Lawsuits Put AI Companion Safety Under Pressure
The company’s current position follows serious legal claims. Character.AI faces multiple lawsuits alleging that its technology contributed to teen deaths.
Last year, the family of 14-year-old Sewell Setzer III sued Character.AI, accusing the company of being responsible for his death. Setzer died by suicide after frequently texting and conversing with one of the platform’s chatbots.
Character.AI also faces additional lawsuits, including one from a Colorado family whose 13-year-old daughter, Juliana Peralta, died by suicide in 2023 after using the platform.
In December, Character.AI announced changes that included improved detection of violating content and revised terms of service. Those measures did not stop underage users from accessing the platform.
The new policy goes further. Instead of relying only on content detection or updated terms, Character.AI says it will remove open-ended chatbot access for users it identifies as under 18.

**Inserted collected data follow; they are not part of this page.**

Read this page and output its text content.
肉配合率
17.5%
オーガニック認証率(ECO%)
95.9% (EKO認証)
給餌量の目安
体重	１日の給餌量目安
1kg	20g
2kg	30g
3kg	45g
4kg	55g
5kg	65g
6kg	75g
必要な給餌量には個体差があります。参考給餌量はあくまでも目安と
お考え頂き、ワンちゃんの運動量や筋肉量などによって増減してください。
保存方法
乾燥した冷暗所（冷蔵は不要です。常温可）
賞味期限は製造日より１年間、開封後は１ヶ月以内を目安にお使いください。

How The Wider AI Industry Fits In
Character.AI is not the only chatbot company facing questions about young users. Other AI chatbot services, including OpenAI’s Chat GPT, have also come under scrutiny over their effects on children and teenagers.
In September, OpenAI introduced parental control features designed to give parents more visibility into how their kids use the service. Character.AI’s approach is different: it is moving toward a direct restriction on open-ended chats for minors.
The company’s history also shows why its choices are being watched closely. Character.AI was founded in 2021 by Noam Shazeer and Daniel De Freitas, two former Google engineers. It raised nearly $200 million from investors.
Last year, Google agreed to pay about $3 billion to license Character.AI’s technology, and Shazeer and De Freitas returned to Google. That background places the company at the center of both consumer AI growth and the debate over safety responsibilities.
Lawmakers Are Moving Too
The lawsuits have drawn attention from government officials, and that pressure likely influenced Character.AI’s announcement. Steve Padilla, a Democrat in California’s State Senate who introduced the safety bill, told The New York Times that “the stories are mounting of what can go wrong. It’s important to put reasonable guardrails in place so that we protect people who are most vulnerable.”
On Tuesday, Senators Josh Hawley and Richard Blumenthal introduced a bill to bar AI companions from use by minors. California Governor Gavin Newsom this month signed a law, which takes effect on January 1, requiring AI companies to have safety guardrails on chatbots.
Together, the lawsuits, proposed federal bill, California law, and company policy shift point in the same direction: AI companion products are entering a more restrictive phase for young users. Character.AI’s November 25 deadline is now one of the clearest examples of that shift.
For users under 18, the practical result is simple. Open-ended AI character chats are being cut off, while other formats such as videos, stories, and streams may become the company’s alternative path for teen users.